Without desire, our conversion will hit a wall. We will either get stuck in the land of religious idols, or (when they fail to satisfy) we will revert to our old idolatry of sin. I know, because it’s been my story! For too many years, I was more often motivated by fear than by desire. I toggled back and forth between firm and resolute observance of all the rules and then numbing myself out with addictive behaviors. In both cases I was motivated by fear rather than by love. I was avoiding authentic vulnerability, trust, surrender, intimacy, and the deepest desires of my heart. God has been inviting me to leave the ways of fear behind and to discover him in the depths of my heart, where he has always been present.

Granted, fear can be a great motivator – especially in the very first motion of turning away from evil. But it will never fuel a full conversion in Christ. Only desire can propel me away from the orbit of my past life of sin.
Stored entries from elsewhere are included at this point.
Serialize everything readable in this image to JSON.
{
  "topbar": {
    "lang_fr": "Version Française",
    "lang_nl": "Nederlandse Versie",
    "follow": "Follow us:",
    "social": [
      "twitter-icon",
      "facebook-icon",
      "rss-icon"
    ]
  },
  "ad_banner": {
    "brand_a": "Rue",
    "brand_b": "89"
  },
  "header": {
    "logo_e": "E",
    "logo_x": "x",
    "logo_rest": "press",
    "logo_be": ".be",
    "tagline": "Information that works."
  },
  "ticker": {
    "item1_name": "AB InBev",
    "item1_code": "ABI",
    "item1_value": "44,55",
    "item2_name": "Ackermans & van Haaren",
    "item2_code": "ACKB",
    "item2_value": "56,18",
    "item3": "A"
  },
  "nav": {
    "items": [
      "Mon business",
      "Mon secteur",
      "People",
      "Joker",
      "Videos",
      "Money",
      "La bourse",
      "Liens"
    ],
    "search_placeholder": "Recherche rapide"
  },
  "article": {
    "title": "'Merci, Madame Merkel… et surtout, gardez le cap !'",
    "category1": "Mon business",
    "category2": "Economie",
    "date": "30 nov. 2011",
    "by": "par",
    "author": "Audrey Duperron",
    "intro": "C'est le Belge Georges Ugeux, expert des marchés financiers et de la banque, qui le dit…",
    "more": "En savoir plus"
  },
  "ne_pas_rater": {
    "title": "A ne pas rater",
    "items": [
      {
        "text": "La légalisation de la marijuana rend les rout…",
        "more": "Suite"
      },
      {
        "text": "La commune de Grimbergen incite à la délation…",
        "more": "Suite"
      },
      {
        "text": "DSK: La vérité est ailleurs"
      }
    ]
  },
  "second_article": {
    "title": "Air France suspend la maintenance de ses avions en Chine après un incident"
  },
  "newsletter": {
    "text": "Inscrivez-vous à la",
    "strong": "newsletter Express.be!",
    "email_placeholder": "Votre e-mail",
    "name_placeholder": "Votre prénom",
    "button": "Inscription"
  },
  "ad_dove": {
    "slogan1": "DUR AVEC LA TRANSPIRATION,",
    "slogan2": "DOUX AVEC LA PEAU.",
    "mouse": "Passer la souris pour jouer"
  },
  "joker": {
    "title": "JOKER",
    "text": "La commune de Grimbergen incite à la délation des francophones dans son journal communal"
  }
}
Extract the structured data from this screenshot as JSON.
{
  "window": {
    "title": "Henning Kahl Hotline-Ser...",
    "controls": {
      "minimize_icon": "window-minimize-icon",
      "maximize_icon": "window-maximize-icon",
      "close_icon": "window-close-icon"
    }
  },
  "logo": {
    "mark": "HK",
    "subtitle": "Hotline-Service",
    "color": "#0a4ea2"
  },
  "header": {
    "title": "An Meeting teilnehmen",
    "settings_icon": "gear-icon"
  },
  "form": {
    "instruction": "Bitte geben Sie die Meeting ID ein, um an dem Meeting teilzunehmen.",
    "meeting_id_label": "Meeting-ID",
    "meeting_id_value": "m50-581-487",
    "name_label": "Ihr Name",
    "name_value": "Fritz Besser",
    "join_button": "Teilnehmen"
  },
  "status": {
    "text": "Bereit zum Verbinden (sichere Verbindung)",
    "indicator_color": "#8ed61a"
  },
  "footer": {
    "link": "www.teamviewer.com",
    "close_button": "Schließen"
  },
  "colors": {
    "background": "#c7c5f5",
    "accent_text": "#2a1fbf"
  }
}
If I do not open up in vulnerability and trust, if I do not allow myself to feel the depths of desire (which can be painful!) I will not grow in love.

Sometimes it feels so much safer to cling rigidly to the means – especially those that God made so good and beautiful. Clinging to them, I can avoid vulnerability, resist surrender, and bury my unfulfilled desire. When I idolize the means, I feel in control. Unfortunately, without vulnerability there is no love. Without surrender, there is no faith. Without desire, there is no hope.

“It is a fearful thing to fall into the hands of the living God” (Hebrews 10:31). Not because he is a God of fear, but because all our illusions melt away in his presence. Our pretending and protecting hold no sway. He tolerates them with great patience. He respects our resistance – because he always respects our dignity and freedom, which he gave to us. He patiently waits. He entices and attracts, turning even our stumbling into wonderful opportunity. But only we can say “yes” and allow his love to be awakened deeply within in our heart.

Often, when the real growth begins, it is in ways we never expected. We spend so much of our time trying to force a path of holiness that is not for us. We grasp at means that may work well for others, but do not match with our own story. Sharbel invites us to discover our truest and deepest identity, and embrace the means of holiness most suitable to the situation God has placed us in. “The cedars and the oaks do not grow in the sand of the seashore, nor banana and orange groves among the rocks on the mountain. Do your work with the available tools, and flourish and bear fruit where God has planted you.”

Our deepest desires have always been there. The Father put them there in the first place. We just need to get reconnected with them, allow ourselves to feel them, to grow in them, and (propelled by them) to return to the Father. As this process unfolds for each of us I think we will find that we are experiencing what the poet T.S. Eliot once described in these words:

With the drawing of this Love and the voice of this Calling
We shall not cease from exploration
And the end of all our exploring
Will be to arrive where we started
And know the place for the first time.